Since stopping wearing night time nappies 4 months ago, our 6 y-o has, like clockwork, got herself up, usually around 10.30 or 11, to go to the loo. We don't even help her, she is so used to it & literally 'does it in her sleep'. Even when in Bosnia, in a ski chalet, with a very steep narrow attic staircase & no lights on, she would get herself up, negotiate her way successfully down the stairs, through the living room & into the bathroom & then retrace her steps, quite happily. In the dark. She never remembers doing any of this.
On Monday night this week, I heard the familiar creak of her door opening, a pause of roughly 'visit to the bathroom' length & then she came into the kitchen, rubbing her eyes. I talked to her, telling her what a clever girl she was & suggesting we 'go back to bed now'? She nodded, & I led her back to bed, tucked her in & kissed her, closing the door as I left. Less than a minute later she was back in the kitchen beside me saying “I can't do it. I just can't do it.” I was a bit confused until Mr Ngo suggested maybe she hadn't actually 'been' to the loo. When asked if she needed to go she nodded, so we walked out of the kitchen & she went ahead of me straight of me &.....into the spare-room.
No, it's this way.” I said. She sat on the loo, eyes closed, feet dangling. Once finished, again I led her out & pushed open the bedroom door, turning to speak to her, only to discover she was no where to be seen. I called “Where are you?”
“Here.” she said. She was in the sitting room. “What are you doing in there?” I asked. She didn't know. Of course. Next morning she had no recollection of this whatsoever. She is also convinced we make up these stories for our breakfast amusement. She is very sensitive to being 'laughed at'.
Later that same night, around midnight, I saw the children's bedroom light on, so I went in & found our 10 y-o sitting on the floor in nothing but his underpants rummaging through his drawer looking for socks.
“What are you doing?” I asked.
“Getting dressed,” he replied “But I don't know what to wear.”
“How about pyjamas?” I suggested. He looked at me as if I was mad, so I explained it was still night time & he still had quite a few hours ahead of him. He checked his watch, gave a little smile & put his pyjamas back on.

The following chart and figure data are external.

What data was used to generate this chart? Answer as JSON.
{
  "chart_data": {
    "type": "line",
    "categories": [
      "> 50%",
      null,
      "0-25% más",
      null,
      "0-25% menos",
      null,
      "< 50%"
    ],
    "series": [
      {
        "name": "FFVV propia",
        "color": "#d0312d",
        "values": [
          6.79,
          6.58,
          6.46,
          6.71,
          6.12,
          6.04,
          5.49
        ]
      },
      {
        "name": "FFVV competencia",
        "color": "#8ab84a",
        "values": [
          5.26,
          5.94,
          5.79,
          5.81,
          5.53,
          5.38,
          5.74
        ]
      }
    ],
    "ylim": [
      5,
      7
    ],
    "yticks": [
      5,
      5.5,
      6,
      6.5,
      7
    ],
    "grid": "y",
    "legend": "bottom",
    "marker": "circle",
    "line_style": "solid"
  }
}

They say sleepwalking is not indicative of any psychological disturbance,but you do wonder what's going on in their little minds.
It normally occurs between 11 & 1 in the 1st third of the night, only usually occurs once a night & is hereditary. It is also most common in children aged 4-8 & also commoner amongst bed wetters. My daughter isn't a bed wetter, since abandoning nappies. If she didn't sleepwalk, she would be though...
It is also supposed to be hereditary. I know my mum used to tell me I would engage her in conversation at night or sit bolt upright in bed when she came in to tuck me in saying “I am awake you know” (Strange child that I was.) It also doesn't have to involve actual walking but more often repeated or routine behaviours.
The only 'sleepwalking' I've known my husband to do once in 20 years was when he got up for his customary visit to the bathroom, but mistook the landing for the bathroom. Fortunately, having been disturbed, I often get up too, & on this occasion followed my husband out onto the landing. Let's just say spotting the characteristic stance, I got there in the nick of time & steered him into the bathroom.
Of course he is convinced I made up the entire incident for a joke. Like father, like daughter.
A former colleague of mine had a husband who had a severe sleepwalking problem, he had got out of the house, tried to drive the car on several occasions, & , more helpfully, when they were moving house, was taking pictures off the walls & packing boxes in his sleep. Seriously though, that would make me lose sleep. What a worry.
It has always been something of a mystery & wasn't even seriously investigated until the 20th century. It seems the reality is much more mundane than all the literary & musical allusions make it out to be. And indeed there are some interesting cases of people who have committed murders whilst sleepwalking & been acquitted. Legally it's called temporary insanity.
Do you have any experience of sleep walking?